In fact, it’s been a relatively disappointing summer for those looking to sell more gallons of gasoline to consumers, with implied demand down 0.7% in August compared with year prior although 1.0% higher for the first eight months of 2014 versus a year ago.
US gasoline supply has moved closely with the five-year average since late in the second quarter to limit the decline in gasoline values. And while supply declined to a low for the year at 210 million bbl late August, it continues to follow its seasonal pattern, likely dropping further as refinery maintenance during autumn idles units and limits processing. Meanwhile, refiners are now transitioning to higher Reid Vapor Pressure gasoline which is less costly to produce than the more environmentally stringent summer blends, another reason to work down supply.
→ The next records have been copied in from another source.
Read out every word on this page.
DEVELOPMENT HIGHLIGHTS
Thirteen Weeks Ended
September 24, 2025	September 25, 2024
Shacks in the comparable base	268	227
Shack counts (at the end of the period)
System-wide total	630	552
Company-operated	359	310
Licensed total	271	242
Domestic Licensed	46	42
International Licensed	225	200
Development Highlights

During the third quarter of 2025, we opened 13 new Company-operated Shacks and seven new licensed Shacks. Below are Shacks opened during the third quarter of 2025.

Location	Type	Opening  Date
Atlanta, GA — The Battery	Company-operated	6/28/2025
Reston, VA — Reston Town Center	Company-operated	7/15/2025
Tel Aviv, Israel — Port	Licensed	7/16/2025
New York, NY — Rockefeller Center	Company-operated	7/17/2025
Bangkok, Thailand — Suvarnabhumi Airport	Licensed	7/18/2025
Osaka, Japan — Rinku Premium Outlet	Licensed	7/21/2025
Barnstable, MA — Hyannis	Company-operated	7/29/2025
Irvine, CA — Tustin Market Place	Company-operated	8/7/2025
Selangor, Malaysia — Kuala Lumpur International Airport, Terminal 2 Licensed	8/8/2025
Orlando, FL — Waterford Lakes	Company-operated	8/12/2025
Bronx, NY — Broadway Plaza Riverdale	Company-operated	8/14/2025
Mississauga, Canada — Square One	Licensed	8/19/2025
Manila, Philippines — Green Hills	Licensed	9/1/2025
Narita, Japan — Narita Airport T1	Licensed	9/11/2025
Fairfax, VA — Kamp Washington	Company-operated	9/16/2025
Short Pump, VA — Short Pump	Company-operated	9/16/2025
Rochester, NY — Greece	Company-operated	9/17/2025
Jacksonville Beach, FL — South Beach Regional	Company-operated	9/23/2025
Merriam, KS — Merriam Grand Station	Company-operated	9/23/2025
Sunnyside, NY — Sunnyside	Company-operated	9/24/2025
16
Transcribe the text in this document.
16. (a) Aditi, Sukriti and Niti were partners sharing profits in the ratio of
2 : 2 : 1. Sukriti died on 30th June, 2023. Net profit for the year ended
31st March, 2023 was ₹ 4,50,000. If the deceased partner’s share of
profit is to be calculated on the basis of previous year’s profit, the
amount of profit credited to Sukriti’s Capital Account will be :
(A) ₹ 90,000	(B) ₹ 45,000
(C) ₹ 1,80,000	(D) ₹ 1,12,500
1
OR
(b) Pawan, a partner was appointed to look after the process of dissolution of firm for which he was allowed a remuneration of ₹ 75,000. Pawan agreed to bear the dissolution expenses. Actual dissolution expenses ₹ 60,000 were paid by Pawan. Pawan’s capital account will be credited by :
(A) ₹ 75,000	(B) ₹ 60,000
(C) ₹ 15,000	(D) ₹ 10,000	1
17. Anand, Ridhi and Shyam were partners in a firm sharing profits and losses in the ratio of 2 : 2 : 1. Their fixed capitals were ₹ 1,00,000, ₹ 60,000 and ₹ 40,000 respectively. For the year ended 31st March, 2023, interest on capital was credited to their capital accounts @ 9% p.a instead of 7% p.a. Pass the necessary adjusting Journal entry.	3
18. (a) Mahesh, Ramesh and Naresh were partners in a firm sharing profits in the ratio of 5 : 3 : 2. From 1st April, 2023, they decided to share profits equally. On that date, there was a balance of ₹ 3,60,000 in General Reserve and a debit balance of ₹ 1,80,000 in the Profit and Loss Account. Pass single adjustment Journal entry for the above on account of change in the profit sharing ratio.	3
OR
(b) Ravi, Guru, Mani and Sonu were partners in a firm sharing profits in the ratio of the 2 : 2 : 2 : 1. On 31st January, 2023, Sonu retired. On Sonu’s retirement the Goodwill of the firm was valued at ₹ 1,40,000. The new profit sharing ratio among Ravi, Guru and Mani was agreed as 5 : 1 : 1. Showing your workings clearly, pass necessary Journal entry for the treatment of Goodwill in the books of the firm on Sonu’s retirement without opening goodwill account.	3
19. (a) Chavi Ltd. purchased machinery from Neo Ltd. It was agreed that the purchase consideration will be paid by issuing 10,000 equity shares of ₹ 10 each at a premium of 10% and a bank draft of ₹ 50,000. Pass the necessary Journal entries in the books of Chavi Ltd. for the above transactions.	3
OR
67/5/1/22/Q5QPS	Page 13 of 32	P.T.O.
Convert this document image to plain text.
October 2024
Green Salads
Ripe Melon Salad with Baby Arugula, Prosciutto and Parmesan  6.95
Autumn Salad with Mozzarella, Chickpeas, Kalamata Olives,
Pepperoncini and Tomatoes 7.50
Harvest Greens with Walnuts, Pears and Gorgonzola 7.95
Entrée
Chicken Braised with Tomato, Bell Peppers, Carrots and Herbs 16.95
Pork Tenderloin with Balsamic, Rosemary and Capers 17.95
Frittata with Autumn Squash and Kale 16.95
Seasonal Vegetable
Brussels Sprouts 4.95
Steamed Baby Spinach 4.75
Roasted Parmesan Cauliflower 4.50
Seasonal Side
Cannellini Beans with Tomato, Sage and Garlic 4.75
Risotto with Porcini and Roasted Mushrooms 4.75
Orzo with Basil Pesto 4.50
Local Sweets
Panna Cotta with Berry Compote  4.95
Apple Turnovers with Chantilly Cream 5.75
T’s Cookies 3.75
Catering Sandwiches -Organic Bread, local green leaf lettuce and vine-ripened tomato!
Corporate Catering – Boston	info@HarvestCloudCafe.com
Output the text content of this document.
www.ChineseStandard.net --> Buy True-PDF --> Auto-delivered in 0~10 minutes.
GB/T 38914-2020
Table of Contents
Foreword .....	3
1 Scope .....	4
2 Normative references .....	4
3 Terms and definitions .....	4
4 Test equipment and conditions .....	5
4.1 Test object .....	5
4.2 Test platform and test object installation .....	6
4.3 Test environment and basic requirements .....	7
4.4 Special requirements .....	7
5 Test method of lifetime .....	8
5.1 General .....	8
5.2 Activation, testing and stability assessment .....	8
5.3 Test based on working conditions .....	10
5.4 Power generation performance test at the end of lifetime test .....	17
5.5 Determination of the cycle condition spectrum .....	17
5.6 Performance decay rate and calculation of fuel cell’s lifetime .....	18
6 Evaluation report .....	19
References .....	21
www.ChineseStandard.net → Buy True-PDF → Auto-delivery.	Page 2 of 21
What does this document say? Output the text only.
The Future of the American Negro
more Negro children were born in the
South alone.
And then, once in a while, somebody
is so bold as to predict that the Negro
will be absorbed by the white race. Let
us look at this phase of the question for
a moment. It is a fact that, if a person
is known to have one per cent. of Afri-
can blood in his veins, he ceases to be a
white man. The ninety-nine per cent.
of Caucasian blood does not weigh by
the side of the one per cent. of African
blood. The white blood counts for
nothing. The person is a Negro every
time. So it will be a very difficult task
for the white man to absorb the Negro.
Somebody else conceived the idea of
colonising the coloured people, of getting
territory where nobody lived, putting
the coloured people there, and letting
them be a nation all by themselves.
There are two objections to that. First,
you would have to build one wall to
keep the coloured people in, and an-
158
Whether it is supply, demand or price, the charts tell the story, as they did in ushering in September.
October took over as the nearest delivered NYMEX gasoline (Reformulated Blendstock for Oxygenate Blending) futures contract in September after the September contract expired Aug. 29, with the price of nearby delivery gapping 12.1cts lower on what’s called the spot continuation chart. Consider the now expired September RBOB contract traded at a $2.79 gallon high Aug. 29 while the October RBOB contract traded at a $2.5391 gallon low during the next trading session Sept. 2. That’s some spread, with technicians referring to the difference between a low to the next session’s high (or vice versa) between changing monthly contracts as a seasonal gap, reflecting the transition into a new dynamic for fundamentals.
With history as our guide, look for retail prices to make a steady downward march through to November, likely pressing the national retail average below $3.20 gallon or more. In 2013, the average set a low at $3.194 gallon on Nov. 11. This year, and absent some major global event, we could plumb an even lower low.